The background to the case is as follows. In 2009, the Claimants commenced proceedings against Mr Baadarani and another defendant. There then followed a jurisdictional challenge by Mr Baadarani, culminating in what is the leading case regarding alternative service out of the jurisdiction (Abela and others v Baadarani  UKSC 44). Following the Supreme Court’s rejection of Mr Baadarani’s jurisdictional challenge, the matter then proceeded until, in June 2015, judgment was entered against Mr Baadarani in a sum of over US$20 million following his failure to comply with a number of unless orders. As part of enforcement efforts, and having obtained a worldwide freezing order against Mr Baadarani the day before, PCB obtained a number of third party disclosure orders, including against a bank and the Respondents to the Search Order obtained shortly after. In response to the disclosure orders, the bank provided considerably more documents than the Respondents had, and the disclosure that was provided suggested that the Respondents had conspired with Mr Baadarani to backdate an asset statement. This was in fact created in 2015 and backdated to 2013.

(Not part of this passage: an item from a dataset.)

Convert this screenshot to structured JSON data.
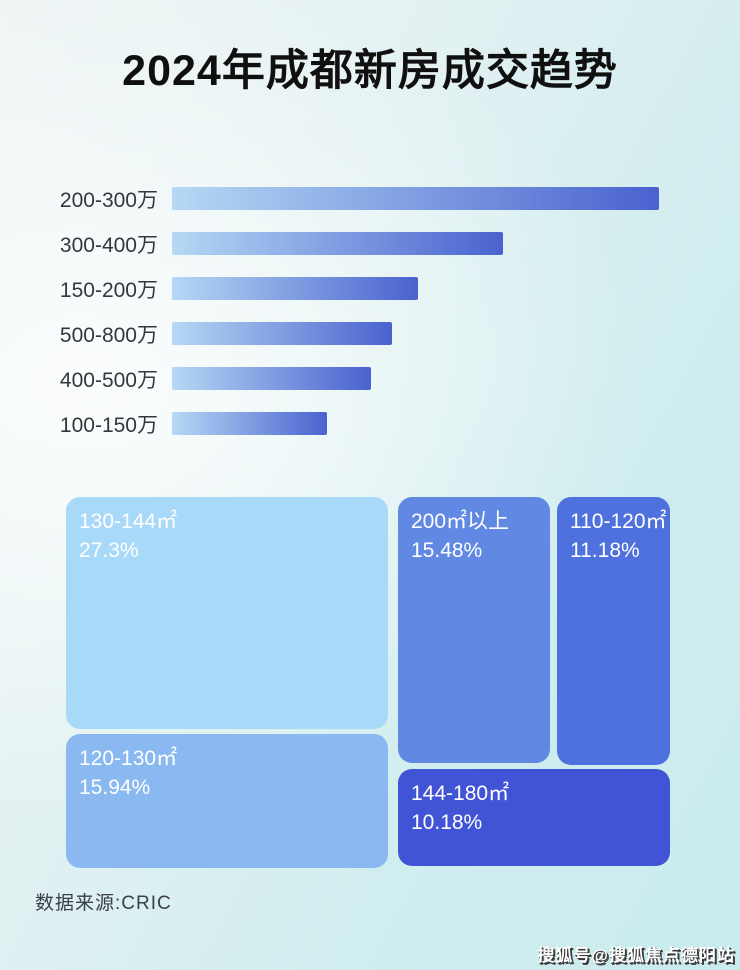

As a result, we successfully applied on a without notice basis for a search order against the Respondents for relevant documents in their possession. That application was granted on 21 April 2016 (Abela and others v Baadarani (Third Party: Fakih)  EWHC 971 (Ch)) following our argument that, like Chabra some 25 years earlier, an order could be granted against parties against whom no cause of action was being pursued.
At a hearing in February 2017, we successfully resisted the Respondents’ attempts to challenge the Court’s jurisdiction to grant the relief obtained by the Claimants.
The Court’s decision is to be welcomed as confirming the existence of yet another tool in the litigator’s armoury.
Trevor Mascarenhas and Jon Felce act for the Claimants in this matter.